It's Sunday afternoon, and the gloom is beginning to settle around you like November fog; you have 64 pieces of coursework to mark and five lessons to prepare for Monday, and you don't want to give up the rest of your weekend.
You'd like, just for once, to spend some time with your nearest and dearest, who aren't seeing enough of you.
It needn't be like this and when you sort out your time management, it won't be. The initial effort will be worthwhile.
Begin by being clear about the shape and rhythm of the year. Use your school calendar and transfer important dates to your diary or planner.
Identify the times when you're going to be really busy. Flag parents'
evenings, open days, coursework deadlines, exam marking. If you can do this electronically, so much the better. The computer will tell you what's coming up.
Change your habits
Come to school a little earlier, grab a coffee and empty your pigeonhole.
Sort the contents into piles - to do today, to do this week, to go into the bin. Transfer the "to do this week" information to your diary. Make a separate list of "things to do today", and set a time limit for each task.
Don't plan for every minute of the day, leave time for the unexpected.
Enjoy ticking off each task as you complete it.
Use your time at the end of the day effectively. Before you leave, clean your whiteboard and write tomorrow's date. If you've worked out learning objectives for your first lesson, put those up. Lay out materials and resources you'll need and you'll find the queue for the photocopier much shorter at 3.40pm than at 8.40am. Do quick tasks that will only take a couple of minutes now.
Paperwork can waste more time than anything else, so keep a clear desk.
Have trays or folders for short-term tasks and don't let piles accumulate.
Set a time and make it a daily routine. Have separate folders in your filing cabinet for different kinds of resources, handbooks and pastoral information. Finish record-keeping tasks on the day.
List all your tasks before you try to order them. You need the overview to make effective decisions. Distinguish between urgent, short-term tasks, like a deadline for producing teacher assessments, and important tasks, like finishing the writing of a scheme of work.
Use ICT intelligently
Organise your hard drive in a way that matches your filing cabinet. Use Copernic or Google Desktop to speed up searches. Deal with email at the same time every day, but if you have an important, time-sensitive task, leave emails until you've done it as they will distract you. Use a spreadsheet for record-keeping. You should be able to retrieve set lists from your school's information management system - saves a lot of typing.
Be smart about marking. Your pupils are entitled to frequent and regular feedback, but that doesn't mean you have to mark everything. Create oral, peer and self-assessment opportunities. Work out which tasks are best done at which times of the day.

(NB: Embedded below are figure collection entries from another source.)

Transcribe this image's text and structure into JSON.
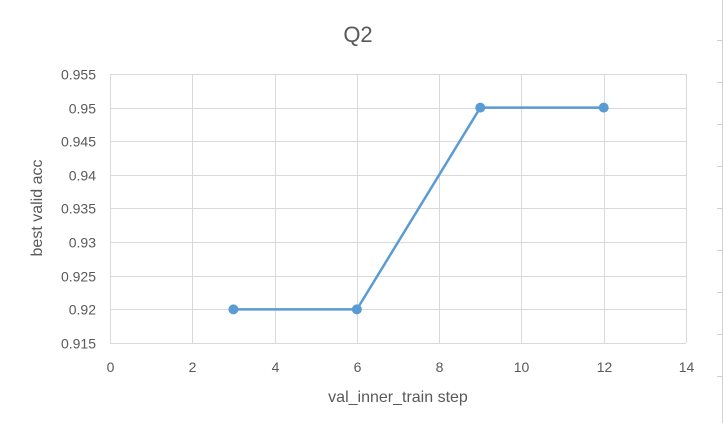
{
  "chart_data": {
    "type": "line",
    "title": "Q2",
    "xlabel": "val_inner_train step",
    "ylabel": "best valid acc",
    "xlim": [
      0,
      14
    ],
    "ylim": [
      0.915,
      0.955
    ],
    "x_ticks": [
      0,
      2,
      4,
      6,
      8,
      10,
      12,
      14
    ],
    "x_tick_labels": [
      "0",
      "2",
      "4",
      "6",
      "8",
      "10",
      "12",
      "14"
    ],
    "y_ticks": [
      0.915,
      0.92,
      0.925,
      0.93,
      0.935,
      0.94,
      0.945,
      0.95,
      0.955
    ],
    "y_tick_labels": [
      "0.915",
      "0.92",
      "0.925",
      "0.93",
      "0.935",
      "0.94",
      "0.945",
      "0.95",
      "0.955"
    ],
    "grid": true,
    "series": [
      {
        "x": [
          3,
          6,
          9,
          12
        ],
        "y": [
          0.92,
          0.92,
          0.95,
          0.95
        ],
        "color": "#5b9bd5"
      }
    ]
  }
}
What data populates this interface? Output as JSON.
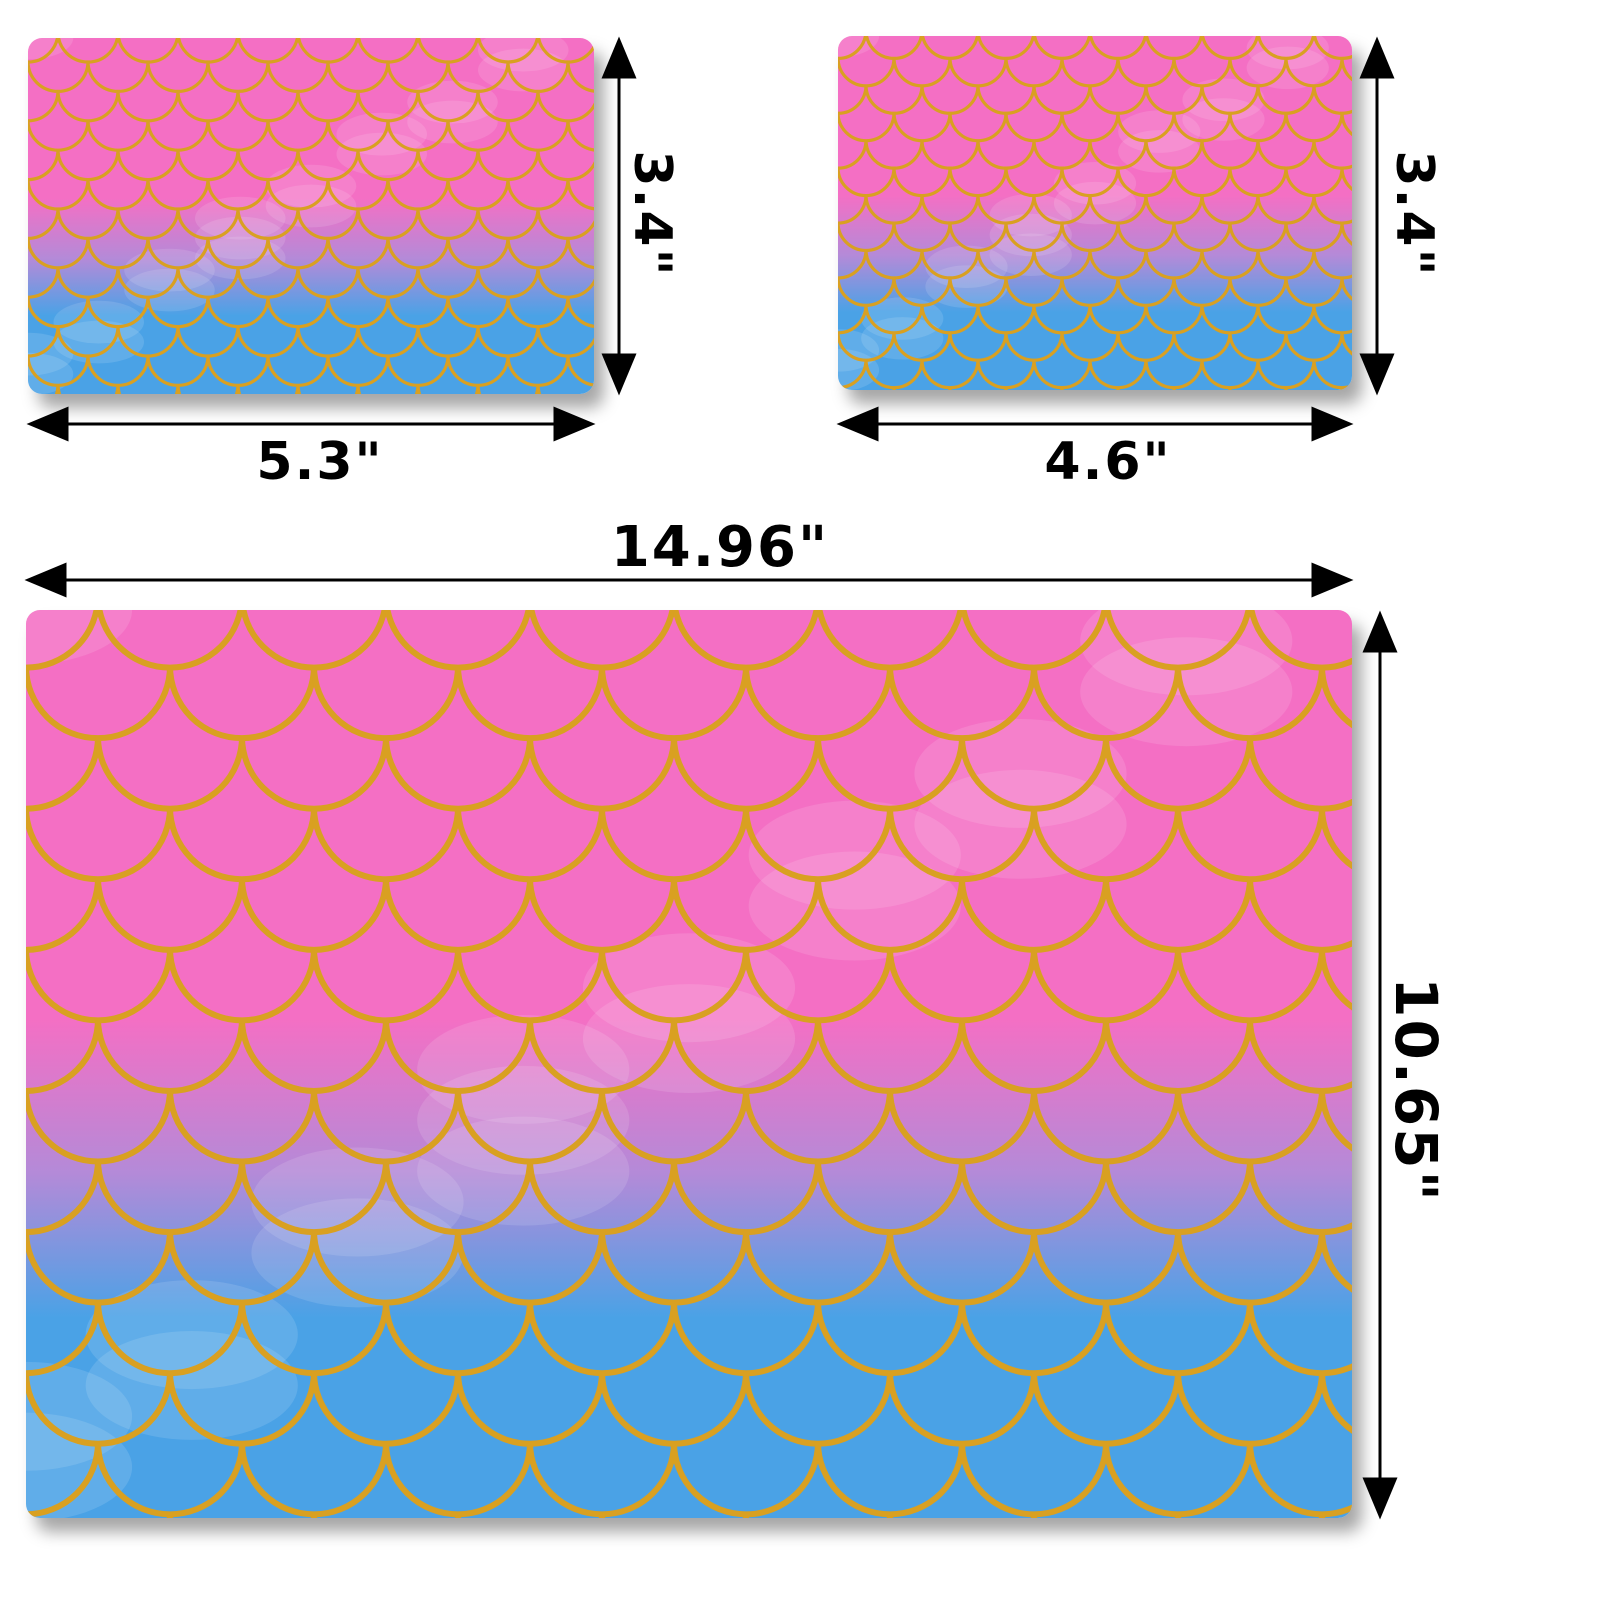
{
  "product": {
    "pattern": "mermaid-scales",
    "colors": {
      "pink": "#f46fc4",
      "violet": "#b48ad8",
      "blue": "#4aa2e6",
      "gold": "#d9a021"
    }
  },
  "mats": [
    {
      "name": "small-mat-left",
      "width_label": "5.3\"",
      "height_label": "3.4\""
    },
    {
      "name": "small-mat-right",
      "width_label": "4.6\"",
      "height_label": "3.4\""
    },
    {
      "name": "large-mat",
      "width_label": "14.96\"",
      "height_label": "10.65\""
    }
  ]
}
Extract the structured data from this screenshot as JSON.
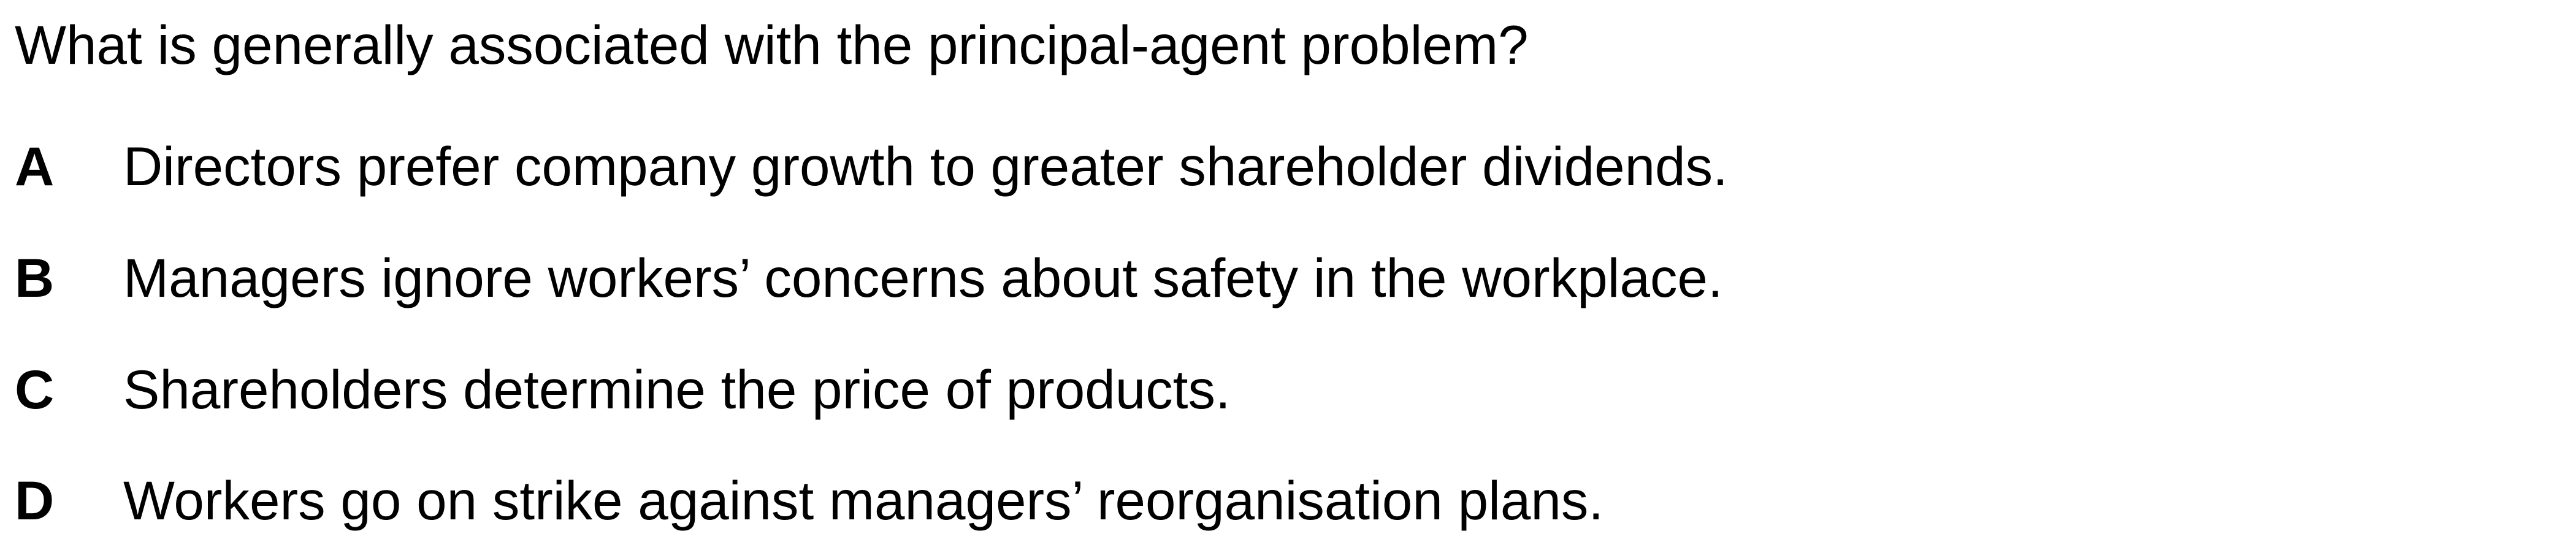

Ring-fence time for yourself. Keep your weekends clear and set a time in the evening after which you do no more school work.
* Don't waste non-contact time with gossip and chat.
* Remember Parkinson's law: "work expands to fill the time available", so shorten deadlines.
* "Chunk" big tasks. Little and often is less painful.
* Learn to say "No".
* Never rely on a non-contact period for a time-crucial task - you're bound to lose it.
* Be appropriately perfectionist - letters to parents and coursework marking have to be spot on, but a memo to a colleague needn't have the same high production values.